Electrochemical water oxidation
The cyclic voltammograms of (Py2NR2)Mn2+
(R = Me, tBu) in basic buffer (pH 12.9) both reveal catalytic waves with
an overpotential for water oxidation of ca. 830 mV (Fig. 4). Bulk
electrolysis experiments provide further evidence for catalysis, with good
stability when R = tBu (Fig. 4, inset). The formation of gas is
observed at the working electrode is observed. Control experiments to verify
the homogeneous catalytic water oxidation reactivity of this complex are in progress.
Our working hypothesis is that the bulkier tBu substituents prevent
the formation of dead-end [Mn(m-O)2Mn]
diamond core structures and divert the reactivity away from H2O2
disproportionation towards water oxidation. Mechanistic and computational
studies to better understand the reaction mechanism will be conducted in the
upcoming year.
4. Electrochemical water reduction
Although (Py2NH2)Mn2+ does not catalyze water oxidation, we were pleasantly surprised to observe a catalytic wave with an overpotential of ca. 1.4 V for water reduction (Fig. 5). Bulk electrolysis (pH 6) reveals the complex to be unstable under these conditions, with complete loss of activity within 3 h of electrolysis (Fig. 5, inset). Despite this setback, this is a very exciting result as we are unaware of any reports of water reduction by a manganese complex under aqueous conditions. The other pyridinophane complexes, (Py2NR2)Mn2+ (R = Me, tBu) decompose with the deposition of metallic manganese under the same conditions. The macrocycle N-H protons are therefore critical to the observed reactivity, possibly acting as proton donors.

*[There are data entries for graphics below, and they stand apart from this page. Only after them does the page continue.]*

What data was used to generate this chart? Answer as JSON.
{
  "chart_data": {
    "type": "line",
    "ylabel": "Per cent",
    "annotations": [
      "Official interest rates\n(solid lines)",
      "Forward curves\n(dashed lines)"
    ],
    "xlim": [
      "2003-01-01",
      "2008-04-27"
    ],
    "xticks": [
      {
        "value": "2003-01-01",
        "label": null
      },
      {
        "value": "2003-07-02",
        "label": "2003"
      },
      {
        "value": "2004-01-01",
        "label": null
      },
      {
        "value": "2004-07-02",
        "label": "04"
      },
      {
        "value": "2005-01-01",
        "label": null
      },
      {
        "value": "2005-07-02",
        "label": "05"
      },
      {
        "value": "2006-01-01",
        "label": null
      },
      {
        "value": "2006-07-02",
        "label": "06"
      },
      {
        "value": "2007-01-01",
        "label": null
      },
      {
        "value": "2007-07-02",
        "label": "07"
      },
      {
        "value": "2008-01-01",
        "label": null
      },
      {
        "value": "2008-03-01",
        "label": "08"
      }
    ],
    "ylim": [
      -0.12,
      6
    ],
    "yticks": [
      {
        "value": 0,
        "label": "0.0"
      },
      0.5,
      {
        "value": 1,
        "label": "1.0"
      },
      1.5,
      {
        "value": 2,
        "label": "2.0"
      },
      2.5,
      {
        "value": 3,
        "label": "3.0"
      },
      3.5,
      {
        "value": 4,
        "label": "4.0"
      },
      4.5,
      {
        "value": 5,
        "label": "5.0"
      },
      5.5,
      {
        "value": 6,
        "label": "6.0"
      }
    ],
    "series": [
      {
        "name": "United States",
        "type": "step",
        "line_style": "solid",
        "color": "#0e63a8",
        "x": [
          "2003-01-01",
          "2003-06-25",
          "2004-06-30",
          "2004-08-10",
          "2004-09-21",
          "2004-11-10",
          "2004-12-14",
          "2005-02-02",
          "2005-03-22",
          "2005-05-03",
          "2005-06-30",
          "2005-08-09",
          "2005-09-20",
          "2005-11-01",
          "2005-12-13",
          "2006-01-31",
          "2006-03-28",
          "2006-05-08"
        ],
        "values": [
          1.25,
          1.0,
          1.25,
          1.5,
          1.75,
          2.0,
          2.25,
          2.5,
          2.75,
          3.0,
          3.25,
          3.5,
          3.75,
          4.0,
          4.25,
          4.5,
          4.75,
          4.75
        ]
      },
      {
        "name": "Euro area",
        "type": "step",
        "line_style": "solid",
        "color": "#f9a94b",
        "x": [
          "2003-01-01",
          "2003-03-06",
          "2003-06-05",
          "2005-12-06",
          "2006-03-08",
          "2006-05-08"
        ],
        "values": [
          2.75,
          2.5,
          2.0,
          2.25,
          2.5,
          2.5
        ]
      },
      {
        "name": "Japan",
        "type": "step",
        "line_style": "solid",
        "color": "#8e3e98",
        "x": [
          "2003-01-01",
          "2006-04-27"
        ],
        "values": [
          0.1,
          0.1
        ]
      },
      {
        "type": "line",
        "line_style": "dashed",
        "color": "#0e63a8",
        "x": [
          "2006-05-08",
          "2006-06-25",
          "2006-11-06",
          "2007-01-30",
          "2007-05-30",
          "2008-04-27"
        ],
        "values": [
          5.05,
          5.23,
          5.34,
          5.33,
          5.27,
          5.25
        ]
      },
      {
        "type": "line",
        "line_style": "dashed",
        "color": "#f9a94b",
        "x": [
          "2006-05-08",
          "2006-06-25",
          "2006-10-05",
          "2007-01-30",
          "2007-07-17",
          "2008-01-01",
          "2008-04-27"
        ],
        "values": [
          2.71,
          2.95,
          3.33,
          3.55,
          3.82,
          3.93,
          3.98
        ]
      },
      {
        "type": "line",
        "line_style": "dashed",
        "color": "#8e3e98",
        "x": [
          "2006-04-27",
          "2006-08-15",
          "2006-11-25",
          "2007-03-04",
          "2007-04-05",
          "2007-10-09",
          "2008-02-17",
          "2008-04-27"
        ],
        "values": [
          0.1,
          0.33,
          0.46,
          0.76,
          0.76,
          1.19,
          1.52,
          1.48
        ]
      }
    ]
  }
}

Since it is likely that only one coordination site is
necessary for proton reduction, we decided to investigate the water reduction
reactivity of the related
complex, (Py3NH3)Mn2+. The macrocycle in this
complex is proposed to act as a pentadentate ligand (Fig. 6). This binding mode
provides a free amine donor with sufficient flexibility to act as a proton
donor. Gratifyingly, this complex has a larger catalytic current at slightly lower
overpotential (Fig. 5) and substantially greater stability under catalytic
conditions (Fig. 5, inset). The formation of a gas at the working is electrode
is also observed during bulk electrolysis, which we are in the process of detecting
and quantifying. We plan to extend this investigation to other metals that are
easier to reduce.
5. Career Impact and Student Impact
The PI is a member of a team from three campuses in the state (NM Tech, NMSU and UNM) that is developing methods for the use of solar fuels. The results from the ACS-PRF supported project have been used as preliminary data as part of a solar fuels sub-project ($2 million) of the New Mexico EPSCoR renewal application.
A graduate student is currently employed on the project, beginning August 2012, and will continue to be employed for the upcoming year. This research assistant support will allow him to devote more time to the project.